Les ventes se concluent à 2 000 – 3 000 € plutôt qu’à 5 000 € ». Tel est le constat du galeriste parisien Baudoin Lebon pour ce qui est de la photo XIXe dont les tarifs n’ont cessé de chuter. « En tout cas, depuis les deux ventes Jammes chez Sotheby’s à Londres en 1999 et Paris en 2002 », précise le marchand. Sans doute certains clichés adjugés à l’occasion furent-ils surpayés. Malgré la sur-médiatisation des records atteints par la photo primitive, les valeurs ont perdu plus de 50% en dix ans. Ainsi La Grande Vague, Sète, la fameuse marine de Gustave Le Gray, datée de 1855, qui fut acquise à l’automne 1999 par le Sheikh Saoud al Thani du Qatar chez Sotheby’s Londres pour 460 000 £ (718 000 €) – décuplant au passage ses estimations –, ne « décrochait » que 100 000 € chez Pescheteau-Badin-Godeau-Leroy au printemps 2001 pour un format inférieur, il est vrai. Bref, dégonflée la bulle spéculative ! Sans parler de l’actuelle crise financière et des cinq derniers trimestres de baisse consécutive sur le marché de l’art… Pour autant, la raréfaction des œuvres n’empêche pas les bonnes affaires. Alors, l’année 2009 finira-t-elle sur des résultats plus positifs ? En novembre, sur Paris Photo, Baudoin Lebon présentera des vues d’Egypte de Le Gray justement entre 10 000 et 150 000 €.
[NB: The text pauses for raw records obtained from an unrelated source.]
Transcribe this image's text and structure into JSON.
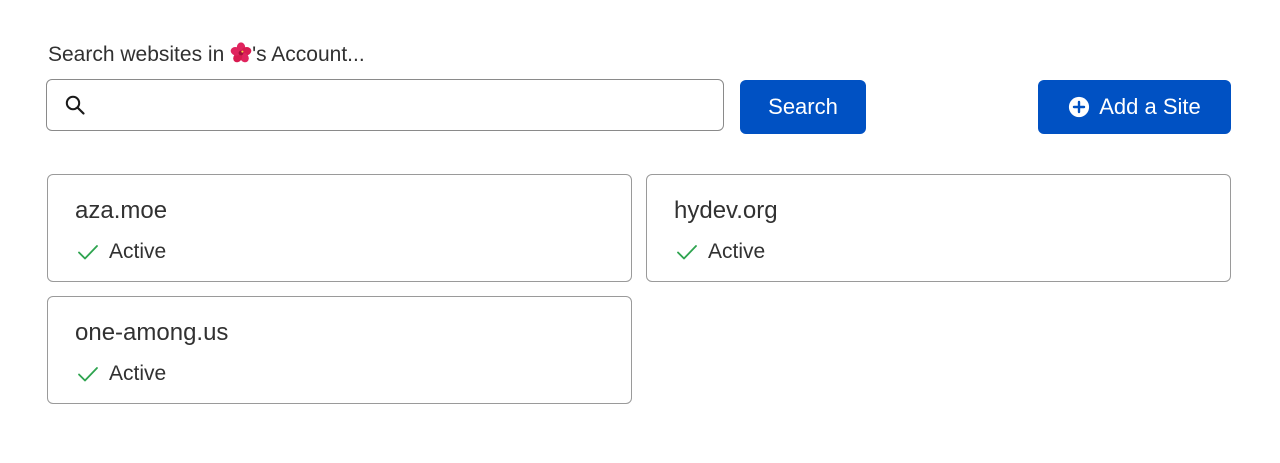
{
  "search": {
    "label_prefix": "Search websites in ",
    "label_suffix": "'s Account...",
    "account_emoji": "🌺",
    "value": "",
    "placeholder": "",
    "button_label": "Search"
  },
  "add_site": {
    "label": "Add a Site",
    "icon": "plus-circle-icon"
  },
  "sites": [
    {
      "domain": "aza.moe",
      "status": "Active",
      "status_icon": "check-icon"
    },
    {
      "domain": "hydev.org",
      "status": "Active",
      "status_icon": "check-icon"
    },
    {
      "domain": "one-among.us",
      "status": "Active",
      "status_icon": "check-icon"
    }
  ],
  "colors": {
    "primary_button": "#0051c3",
    "status_active": "#2ea44f",
    "text": "#313131",
    "border": "#9a9a9a"
  }
}
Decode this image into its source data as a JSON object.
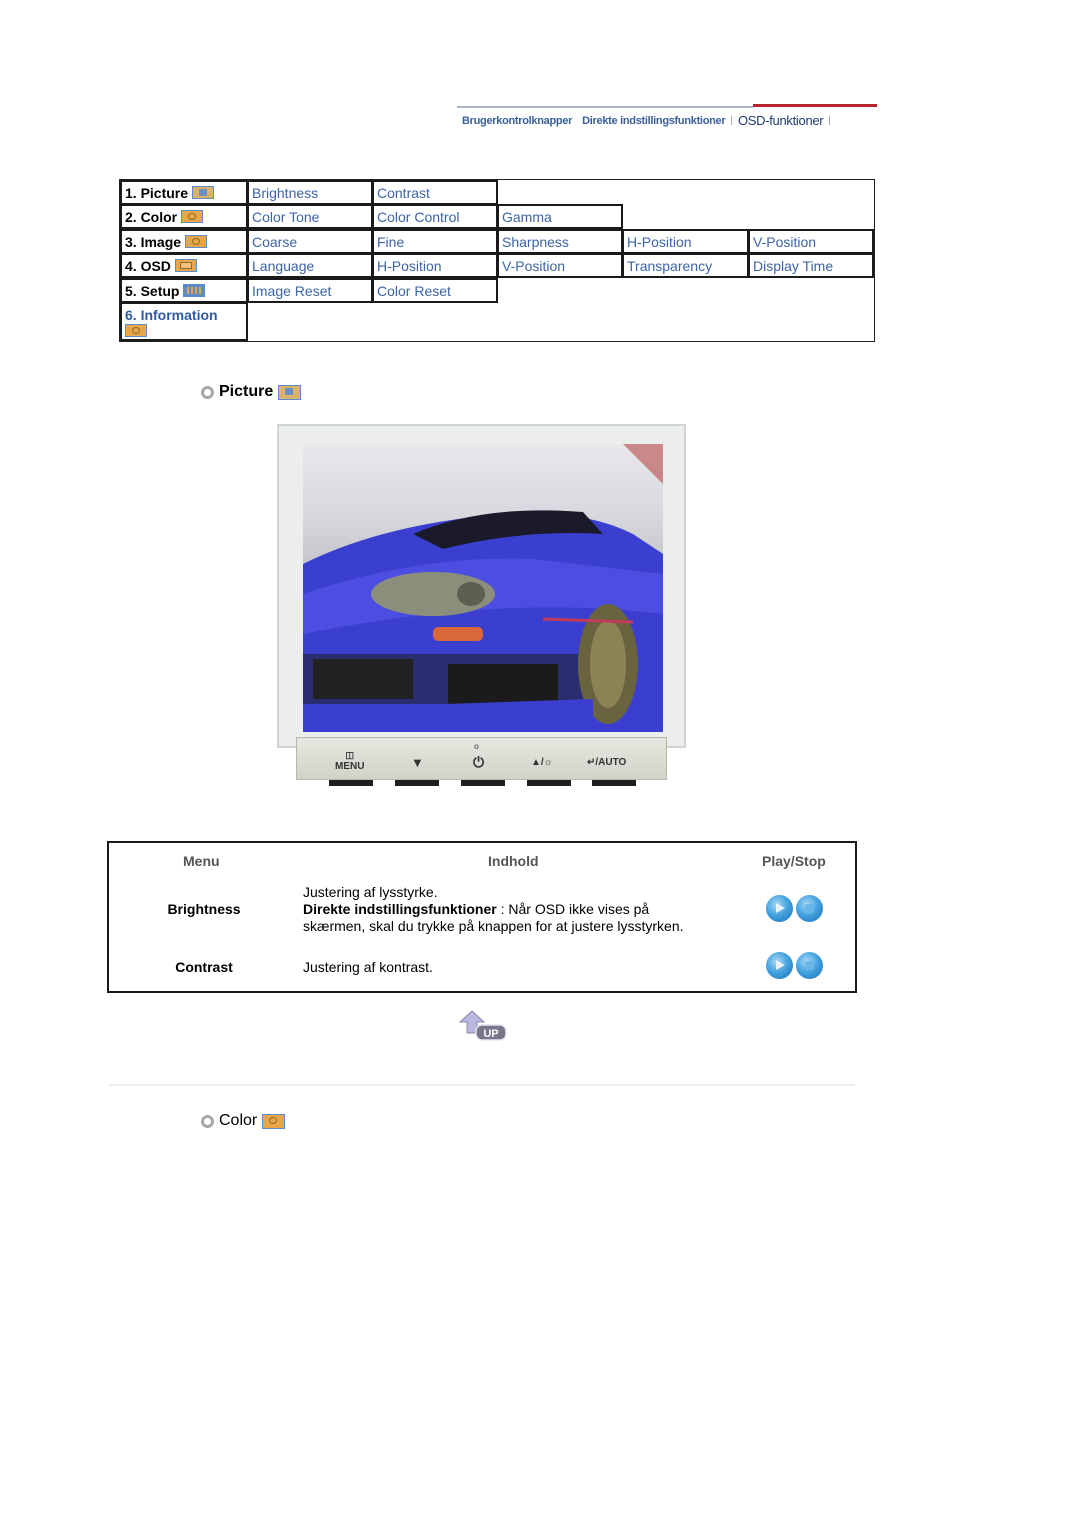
{
  "topnav": {
    "items": [
      "Brugerkontrolknapper",
      "Direkte indstillingsfunktioner",
      "OSD-funktioner"
    ],
    "active_index": 2,
    "accent_color": "#b8222e"
  },
  "menu_grid": {
    "rows": [
      {
        "label": "1. Picture",
        "icon": "picture-icon",
        "items": [
          "Brightness",
          "Contrast"
        ]
      },
      {
        "label": "2. Color",
        "icon": "color-icon",
        "items": [
          "Color Tone",
          "Color Control",
          "Gamma"
        ]
      },
      {
        "label": "3. Image",
        "icon": "image-icon",
        "items": [
          "Coarse",
          "Fine",
          "Sharpness",
          "H-Position",
          "V-Position"
        ]
      },
      {
        "label": "4. OSD",
        "icon": "osd-icon",
        "items": [
          "Language",
          "H-Position",
          "V-Position",
          "Transparency",
          "Display Time"
        ]
      },
      {
        "label": "5. Setup",
        "icon": "setup-icon",
        "items": [
          "Image Reset",
          "Color Reset"
        ]
      },
      {
        "label": "6. Information",
        "icon": "information-icon",
        "items": []
      }
    ]
  },
  "sections": {
    "picture": {
      "title": "Picture",
      "icon": "picture-icon"
    },
    "color": {
      "title": "Color",
      "icon": "color-icon"
    }
  },
  "monitor": {
    "buttons": [
      "MENU",
      "▼",
      "⏻",
      "▲/☼",
      "↵/AUTO"
    ]
  },
  "info_table": {
    "headers": {
      "menu": "Menu",
      "content": "Indhold",
      "playstop": "Play/Stop"
    },
    "rows": [
      {
        "menu": "Brightness",
        "line1": "Justering af lysstyrke.",
        "bold": "Direkte indstillingsfunktioner",
        "line2": " : Når OSD ikke vises på",
        "line3": "skærmen, skal du trykke på knappen for at justere lysstyrken."
      },
      {
        "menu": "Contrast",
        "line1": "Justering af kontrast."
      }
    ]
  },
  "up_button": {
    "label": "UP"
  }
}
Parmi les modernes, Bernheimer (Munich) exposera la série Persia par Horst P. Horst réalisée en Iran en 1949, 1950 et 1951. Comptez entre 15 000 et 100 000 € pour des vintages d’époque de ce maître allemand décédé en 1999. Pour information, son plus gros score en ventes publiques – 288 000 $ – fut obtenu chez Christie’s New York en avril 2007, avec Mainbocher Corset, Paris (1939). Autre maître du côté de la Fondation Arabe pour l’Image sur Paris Photo : artiste arménien né en 1921, Van Leo (voir portfolio de Youssef Nabil en p. 36) vécut d’abord en Turquie avant d’arriver en Egypte. Féru de glamour hollywoodien, celui-ci travaillait essentiellement à base de lumières artificielles, d’effets d’ombres et de miroirs, photographiant dans son atelier du Caire des anonymes comme des stars de cinéma. En 2000, Van Leo reçut le Prix du Prince Claus pour l’ensemble de son œuvre. Après quoi, il s’éteint à l’âge de 80 ans.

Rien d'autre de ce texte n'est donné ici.